Further more I believe you know you are abusing the trust system, hope the day I will abuse it just Same way you are abusing it you will take it in good faith? Because one thing is sure and  I rest my case.

[Luzin]

2FA or whatever reasons, never share your wallet mnemonic seed.

Unfortunately, not everyone carefully checks whether a link is fake or from an official site. Hackers exploit users' psychology and build trust with addresses and appearances that closely resemble the real ones. So, what needs to be trained is not only that but also attention to detail. However, looking at this phishing example, it is an old model, and I think scammers are targeting beginners. I believe for experienced users, the likelihood of falling for this type of phishing is low. According to the reference sources, phishing victims in 2025 have already declined. This means users have become aware and are highly cautious about phishing attacks. IMO

[Karl_3000]

Scammers are always improving their scamming skills from time to time, because they know people will definitely get familiar with their old skills and no longer fall for them.

This is wrong because there is nothing that is new about this at all, it has been an old scam but just that 2FA is used this time but it is still the same phishing link that take people to a website that they can put their seed phrase which will be used to steal their coins on their self-custody wallet.

You are very funny shall  , did you hear me saying that the 2FA scamming is new?

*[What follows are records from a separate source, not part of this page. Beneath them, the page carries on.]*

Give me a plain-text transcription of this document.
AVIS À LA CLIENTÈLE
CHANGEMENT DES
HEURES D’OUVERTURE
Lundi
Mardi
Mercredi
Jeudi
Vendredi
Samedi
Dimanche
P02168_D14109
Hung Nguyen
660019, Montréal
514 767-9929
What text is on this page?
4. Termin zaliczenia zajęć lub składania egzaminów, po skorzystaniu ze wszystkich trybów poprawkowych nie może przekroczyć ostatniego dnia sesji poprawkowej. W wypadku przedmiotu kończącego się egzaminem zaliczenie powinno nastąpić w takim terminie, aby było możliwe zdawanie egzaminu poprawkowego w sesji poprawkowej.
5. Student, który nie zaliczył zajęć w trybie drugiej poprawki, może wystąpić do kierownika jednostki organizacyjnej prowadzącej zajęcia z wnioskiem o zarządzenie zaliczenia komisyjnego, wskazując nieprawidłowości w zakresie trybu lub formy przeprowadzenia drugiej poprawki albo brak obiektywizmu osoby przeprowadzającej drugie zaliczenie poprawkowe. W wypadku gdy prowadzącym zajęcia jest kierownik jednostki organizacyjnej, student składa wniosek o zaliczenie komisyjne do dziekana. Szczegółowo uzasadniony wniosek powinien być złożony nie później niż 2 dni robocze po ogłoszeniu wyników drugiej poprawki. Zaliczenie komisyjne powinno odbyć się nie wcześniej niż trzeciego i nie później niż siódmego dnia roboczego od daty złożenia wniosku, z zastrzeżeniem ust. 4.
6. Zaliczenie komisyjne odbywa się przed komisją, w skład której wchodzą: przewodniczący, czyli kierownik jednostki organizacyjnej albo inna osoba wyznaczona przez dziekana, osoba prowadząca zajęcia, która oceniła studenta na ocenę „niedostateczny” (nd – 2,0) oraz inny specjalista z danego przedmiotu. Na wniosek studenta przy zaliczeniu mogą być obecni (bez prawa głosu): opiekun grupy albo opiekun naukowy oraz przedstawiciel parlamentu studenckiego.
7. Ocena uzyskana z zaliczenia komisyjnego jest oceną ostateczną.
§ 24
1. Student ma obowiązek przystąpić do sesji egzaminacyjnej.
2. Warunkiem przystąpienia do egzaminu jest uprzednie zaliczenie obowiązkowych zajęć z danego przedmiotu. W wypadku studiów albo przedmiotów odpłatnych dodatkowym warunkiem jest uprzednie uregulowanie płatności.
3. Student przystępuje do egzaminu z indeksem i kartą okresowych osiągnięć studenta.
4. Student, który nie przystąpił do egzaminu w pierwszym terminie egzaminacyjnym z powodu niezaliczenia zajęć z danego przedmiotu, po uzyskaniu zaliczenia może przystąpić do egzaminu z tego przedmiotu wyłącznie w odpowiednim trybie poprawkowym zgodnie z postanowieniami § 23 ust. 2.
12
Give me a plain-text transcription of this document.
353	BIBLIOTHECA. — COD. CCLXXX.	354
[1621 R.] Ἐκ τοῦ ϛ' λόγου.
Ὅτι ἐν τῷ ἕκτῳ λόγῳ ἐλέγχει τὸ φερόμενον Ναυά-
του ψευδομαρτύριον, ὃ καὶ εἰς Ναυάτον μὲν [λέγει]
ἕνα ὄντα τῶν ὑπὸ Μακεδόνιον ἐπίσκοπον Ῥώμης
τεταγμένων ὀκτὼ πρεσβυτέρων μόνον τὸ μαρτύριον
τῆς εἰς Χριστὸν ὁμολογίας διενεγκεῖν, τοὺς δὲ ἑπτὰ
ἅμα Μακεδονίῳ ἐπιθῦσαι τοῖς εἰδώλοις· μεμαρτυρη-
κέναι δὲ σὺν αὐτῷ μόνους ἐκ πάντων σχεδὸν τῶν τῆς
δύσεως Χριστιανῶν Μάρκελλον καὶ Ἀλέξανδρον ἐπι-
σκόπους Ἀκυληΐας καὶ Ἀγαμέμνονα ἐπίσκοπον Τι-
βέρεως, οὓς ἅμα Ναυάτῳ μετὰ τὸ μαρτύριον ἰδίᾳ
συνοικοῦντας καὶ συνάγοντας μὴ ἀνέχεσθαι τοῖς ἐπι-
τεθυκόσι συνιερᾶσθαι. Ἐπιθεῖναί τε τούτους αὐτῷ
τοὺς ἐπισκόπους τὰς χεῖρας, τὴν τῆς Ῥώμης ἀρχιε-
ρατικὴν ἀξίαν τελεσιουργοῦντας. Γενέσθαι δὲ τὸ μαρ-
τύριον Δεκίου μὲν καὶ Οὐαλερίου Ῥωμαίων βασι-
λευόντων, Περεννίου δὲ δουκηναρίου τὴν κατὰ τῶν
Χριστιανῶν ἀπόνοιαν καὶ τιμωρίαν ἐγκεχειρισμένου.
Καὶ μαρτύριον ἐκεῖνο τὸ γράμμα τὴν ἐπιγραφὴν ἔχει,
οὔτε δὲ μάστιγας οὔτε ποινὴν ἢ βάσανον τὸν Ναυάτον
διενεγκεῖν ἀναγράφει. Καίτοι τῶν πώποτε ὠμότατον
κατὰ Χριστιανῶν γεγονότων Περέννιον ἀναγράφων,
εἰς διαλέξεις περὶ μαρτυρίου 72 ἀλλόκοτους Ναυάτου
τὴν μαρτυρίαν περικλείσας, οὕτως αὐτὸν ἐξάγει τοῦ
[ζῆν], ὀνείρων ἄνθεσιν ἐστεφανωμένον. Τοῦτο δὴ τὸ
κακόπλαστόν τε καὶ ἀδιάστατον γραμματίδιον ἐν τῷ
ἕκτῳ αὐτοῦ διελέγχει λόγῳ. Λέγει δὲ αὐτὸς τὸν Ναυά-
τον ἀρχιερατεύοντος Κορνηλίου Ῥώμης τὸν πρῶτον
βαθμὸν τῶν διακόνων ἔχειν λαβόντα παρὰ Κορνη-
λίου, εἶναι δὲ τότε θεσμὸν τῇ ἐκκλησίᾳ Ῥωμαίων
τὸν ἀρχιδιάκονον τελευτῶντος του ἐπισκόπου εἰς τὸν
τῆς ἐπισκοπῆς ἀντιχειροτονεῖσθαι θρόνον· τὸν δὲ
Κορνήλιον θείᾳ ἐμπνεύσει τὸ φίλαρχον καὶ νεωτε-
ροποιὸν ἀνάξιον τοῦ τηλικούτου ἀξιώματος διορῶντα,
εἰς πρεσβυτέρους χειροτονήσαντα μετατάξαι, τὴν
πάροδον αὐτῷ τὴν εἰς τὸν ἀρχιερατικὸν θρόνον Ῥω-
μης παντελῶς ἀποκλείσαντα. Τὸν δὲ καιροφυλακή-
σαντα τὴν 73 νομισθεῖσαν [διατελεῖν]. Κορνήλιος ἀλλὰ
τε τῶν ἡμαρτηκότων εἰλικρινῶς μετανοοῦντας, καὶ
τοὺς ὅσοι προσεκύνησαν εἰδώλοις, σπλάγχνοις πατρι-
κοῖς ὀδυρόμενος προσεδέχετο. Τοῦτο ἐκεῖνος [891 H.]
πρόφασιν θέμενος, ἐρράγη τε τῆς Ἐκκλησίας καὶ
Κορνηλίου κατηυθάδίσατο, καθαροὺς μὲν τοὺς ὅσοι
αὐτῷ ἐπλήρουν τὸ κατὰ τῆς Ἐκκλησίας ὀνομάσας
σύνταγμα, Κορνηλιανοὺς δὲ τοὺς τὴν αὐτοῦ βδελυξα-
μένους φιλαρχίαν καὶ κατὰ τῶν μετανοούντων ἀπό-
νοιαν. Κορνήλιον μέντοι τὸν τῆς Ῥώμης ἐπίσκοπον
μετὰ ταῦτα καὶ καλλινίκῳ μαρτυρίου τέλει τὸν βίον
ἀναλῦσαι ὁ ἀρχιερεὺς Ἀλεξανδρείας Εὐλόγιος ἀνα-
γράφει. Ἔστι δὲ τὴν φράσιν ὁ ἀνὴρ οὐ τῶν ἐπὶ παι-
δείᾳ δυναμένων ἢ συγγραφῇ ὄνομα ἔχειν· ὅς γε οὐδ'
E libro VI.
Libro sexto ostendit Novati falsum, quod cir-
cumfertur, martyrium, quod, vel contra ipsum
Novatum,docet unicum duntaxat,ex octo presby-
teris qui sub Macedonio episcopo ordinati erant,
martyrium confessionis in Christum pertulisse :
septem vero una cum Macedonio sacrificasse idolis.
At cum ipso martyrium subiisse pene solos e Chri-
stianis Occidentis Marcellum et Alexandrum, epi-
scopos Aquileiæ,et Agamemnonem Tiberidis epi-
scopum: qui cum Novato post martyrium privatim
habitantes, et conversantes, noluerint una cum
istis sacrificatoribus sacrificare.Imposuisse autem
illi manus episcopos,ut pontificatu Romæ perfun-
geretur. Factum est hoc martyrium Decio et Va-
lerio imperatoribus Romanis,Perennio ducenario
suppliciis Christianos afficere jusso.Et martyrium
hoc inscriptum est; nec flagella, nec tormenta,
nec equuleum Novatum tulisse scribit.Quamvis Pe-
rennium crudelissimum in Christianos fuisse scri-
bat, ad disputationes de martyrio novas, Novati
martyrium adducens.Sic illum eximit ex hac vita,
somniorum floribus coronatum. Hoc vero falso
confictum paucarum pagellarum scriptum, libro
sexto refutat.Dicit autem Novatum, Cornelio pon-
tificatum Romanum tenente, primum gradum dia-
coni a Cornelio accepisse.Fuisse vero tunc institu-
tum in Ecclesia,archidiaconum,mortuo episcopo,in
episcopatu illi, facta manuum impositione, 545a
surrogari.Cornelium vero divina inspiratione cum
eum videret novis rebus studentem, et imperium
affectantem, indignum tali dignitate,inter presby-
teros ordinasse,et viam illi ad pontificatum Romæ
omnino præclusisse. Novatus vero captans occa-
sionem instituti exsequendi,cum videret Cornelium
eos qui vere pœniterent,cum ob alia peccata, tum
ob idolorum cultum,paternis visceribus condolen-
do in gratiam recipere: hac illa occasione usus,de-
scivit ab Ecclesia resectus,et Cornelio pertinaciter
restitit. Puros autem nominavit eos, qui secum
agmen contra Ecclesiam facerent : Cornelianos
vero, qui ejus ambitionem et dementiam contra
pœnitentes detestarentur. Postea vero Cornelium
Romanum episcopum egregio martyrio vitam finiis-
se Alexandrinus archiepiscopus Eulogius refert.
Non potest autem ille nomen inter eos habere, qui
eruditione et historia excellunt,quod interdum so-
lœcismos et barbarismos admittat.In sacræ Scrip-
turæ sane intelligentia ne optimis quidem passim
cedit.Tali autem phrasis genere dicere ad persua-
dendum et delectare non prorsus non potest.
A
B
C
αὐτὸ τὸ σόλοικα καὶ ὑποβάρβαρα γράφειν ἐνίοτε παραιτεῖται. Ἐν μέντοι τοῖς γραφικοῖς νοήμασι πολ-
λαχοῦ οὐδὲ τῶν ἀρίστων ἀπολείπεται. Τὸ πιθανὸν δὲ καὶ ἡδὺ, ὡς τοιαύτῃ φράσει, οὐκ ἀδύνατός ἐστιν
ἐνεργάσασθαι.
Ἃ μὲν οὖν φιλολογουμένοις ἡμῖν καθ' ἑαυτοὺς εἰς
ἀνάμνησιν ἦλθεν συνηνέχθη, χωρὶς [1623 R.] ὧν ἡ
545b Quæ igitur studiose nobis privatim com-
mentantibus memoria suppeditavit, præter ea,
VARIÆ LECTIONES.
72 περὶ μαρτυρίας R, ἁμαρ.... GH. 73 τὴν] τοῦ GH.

Or you are just looking for troubles? Do you actually know what improving skills means? By way There are two paragraphs there, on the first paragraph I said scammers are always improving their scamming skills from time to time, so we have to be very careful, why because the most targeted people are those holding large amount of crypto. Then it was in the second paragraph I a made mention of the 2FA of a thing and talked about it. I know you never read my comment to understand it, you read it not to understand why because you want to prove nonsense.

If you are wrong, just accept it than to be doing as if you are not wrong and that you know all. If I correct you, you are always doing as if you know what you are posting, this is another one after I corrected you on the thread that I created that you wanted to derailed.

There is nothing that you want to explain, this scam is not new and I quote you to correct you but you are doing as if you know all. People correct me and I accept but you are just very different. Just know that you do not know up to what you think you know and you are not better at all but you are blind to understand.

I am not abusing the trust system, first you lied that I did not understand Pidgin, second you were derailing my topic with spam. I have evidences and the links are on my trust feedbacks.

And the earlier you stop this madness, and move up, the better for you.

Brother teacher, your involvement in the matter that did not concern you and your arrogance blinded you to see your no sense posts.